Arkasını dönüp iki dakika çocuğa bakmıyordu bile. Aklında sadece bir soru vardı acaba yanlış mı yapmıştım? Ama onu dövmekle mi, yoksa öldürmemekle mi yanlış yaptığını kestiremiyordu. Yanlışlarını fazla düşünmezdi ama o Veronica'nın yanındaydı ve Damien kendine hakim olmalıydı. Çok uzun yıllardır bunu öğreniyordu. Kendine hakim olmayı. Sinir karşısında değil, içinden gelen öldürme isteği karşısında kendine hakim olmalıydı. Bunu çoğu zaman başarabiliyordu ama bu gibi bazı durumlarda kendini zora sokuyor ve daha sonra yaptığına uygun bir açıklama bulmaya çalışıyordu. Bulmasada olurdu ama Veronica'ya bir açıklama yapmalıydı. Yumruğunu masaya vurdu ve sinirle burnundan solumaya başladı. Konseydeki tek korumasını kaybedemezdi. Belki çok iyi bir kaçış ustası olabilirdi fakat korumaya ihtiyacı vardı. Öbür türlü hiçbir zaman kolay avlanamazdı. Ama birde şu yönden bakıldığında onlarında Damien'a ihtiyacı vardı. Onun yapabildiği işlerin yarısı yapamayan kendine katil diyen vampirler vardı. Yine elini saklalrının üzerine götürdü ve ne yapacağını düşünmeye başladı. Acaba onu öldürsem mi? diye düşündü biran. Sonra suçu başkasının üstüne atabilirdi. Elinde bir kazıkla barda ölü bulunan bir ödül avcısı gibi. Bu aklına yattı ama bu sefer bütün görgü tanıklarını öldürmesi gerekirdi ki bu biraz sorun çıkartabilirdi. Biran durdu bu korku muydu, yoksa kendi canını kurtarma içgüdüsü mü? Büyük olasılıkla ikinciydi fakat kurtulma içgüdüsü harekete geçmişse içerde bir yerde korkuda var demektir. Bu durum Damien'ı çok fazla rahatsız ediyordu. İçinde korku olmayalı yıllar olmuştu belkide Damin'ı bu rahatsız ediyordu. Yıllar boyunca hissetmediği bir duyguyu yeniden hissetmek. Ölmek istemiyordu. Bu Dünya'yı seviyordu ve diğer tarafta lanetli ruhunun yanmasını istemiyordu. Aslında bu mantıksız bir istek değildi. İnsan olduğu zamanlarda ölüm ona bir şaka gibi geliyordu ve ondan korkmuyordu. Ama ruhunun laneti onu diğer tarafa gitmekten vazgeçirdi. Belki bunu istedi ama yapmazdı ve yapmadı da.

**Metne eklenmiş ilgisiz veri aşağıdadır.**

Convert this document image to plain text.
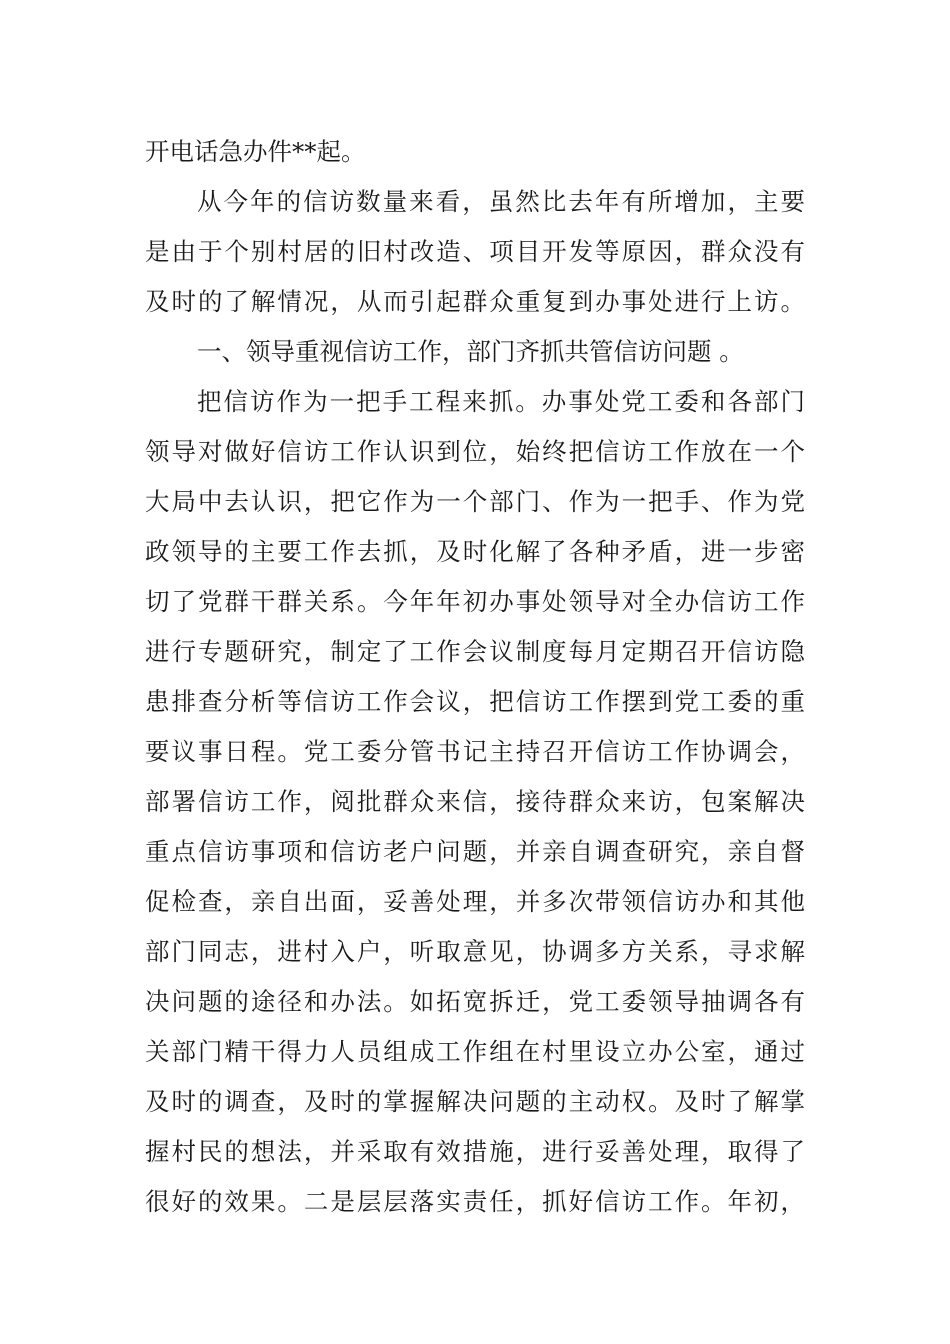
开电话急办件**起。
从今年的信访数量来看，虽然比去年有所增加，主要
是由于个别村居的旧村改造、项目开发等原因，群众没有
及时的了解情况，从而引起群众重复到办事处进行上访。
一、领导重视信访工作，部门齐抓共管信访问题 。
把信访作为一把手工程来抓。办事处党工委和各部门
领导对做好信访工作认识到位，始终把信访工作放在一个
大局中去认识，把它作为一个部门、作为一把手、作为党
政领导的主要工作去抓，及时化解了各种矛盾，进一步密
切了党群干群关系。今年年初办事处领导对全办信访工作
进行专题研究，制定了工作会议制度每月定期召开信访隐
患排查分析等信访工作会议，把信访工作摆到党工委的重
要议事日程。党工委分管书记主持召开信访工作协调会，
部署信访工作，阅批群众来信，接待群众来访，包案解决
重点信访事项和信访老户问题，并亲自调查研究，亲自督
促检查，亲自出面，妥善处理，并多次带领信访办和其他
部门同志，进村入户，听取意见，协调多方关系，寻求解
决问题的途径和办法。如拓宽拆迁，党工委领导抽调各有
关部门精干得力人员组成工作组在村里设立办公室，通过
及时的调查，及时的掌握解决问题的主动权。及时了解掌
握村民的想法，并采取有效措施，进行妥善处理，取得了
很好的效果。二是层层落实责任，抓好信访工作。年初，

Ah kafasında dolşan bu düşünceler çoğu zaman canını sıkıyordu. Bazen bu kadar düşünen biri olmak yerine duygulara sahip olmayı istiyordu. Ama bin yılı aşkın süredir duygusuz biri olduktan sonra duygularını keşfetmek... Kaldırabileceği bir yük değildi. Kafasında geçen yüzlerce şey vardı ve içlerinden birine odaklanmak çok zordu. Bir yandan konseyden kaçmak, diğer yandan son dört aydır hiçbir ava çıkamamısının verdiği sinir. Hepsini kendi içinde tutmak ayrı bir zorluktu. Tamamen düşüncelere dalmışken istemsiz olarak gözleri aşağıdaki dans eden topluluğa kilitlenmişti. Damien'a ne kadar güzel koktuklarını bilseler burayı derhal terk ederlerdi. Ama hiç birinin bundan haberi yoktu ve dans etmeye devam ediyorlardı. Damien ise yukarıdan bi yandan mendiliyle kendini temizlerken, bir yandan da avını seçmekle meşguldü. Aslında onlara av demeyi sevmiyordu. Onlar sadece hazır yemeklerdi. Av olmaları için Damien'ı yormaları (bu çok zor olsada) gerekir. En son ne zaman iyi bir kavgaya girdiğini hatırlamıyordu bile. İşinde o kadar iyi hale gelmişti ki bazen bilerek hata yapıyor ve rakibinin onu zorlamasını istiyordu. Dişlerini, derilerinden içeri sokmadan önce Damien'dan kaçmalarını ve ona karşı koymalarını istiyordu. Arkada yatan zavallı gibi ölümü beklemelerini istemiyordu. Ölümü kolay bir şey sananlardan her zaman nefret etmiştir. Hiç birinin ölümle alakası olmamasına rağmen ölmeyi ve kurtulmayı istiyorlardı. Belki Damien'da gerçek ölümü tatmamıştı fakat asla ölümü hafife almamıştı da. Ölümün arkasından gelecek ızdırabı ve acıyı biliyordu. Michael gibi ölümü vampire dönüşüm evresi sanan bazı vampirler ölümü bildiklerini iddaa ediyorlardı. Ama sadece ölmün ufak bir parçasını tatmışlardı ve hepsi (Damien dahil) o acının ne kadar yüksek olduğunu biliyorlardı. Bunu onlara unutturan şeyse uzun süren vampirlik yaşamlarıydı. Vampir hayatlarında hiçbir şekilde fiziksel bir acı çekmeyen bir vampir, ölümün o minik parçasının verdiği acıyıda unuturdu tabiki. Ah işte Damien'ın ufaklığı ayaklanmıştı.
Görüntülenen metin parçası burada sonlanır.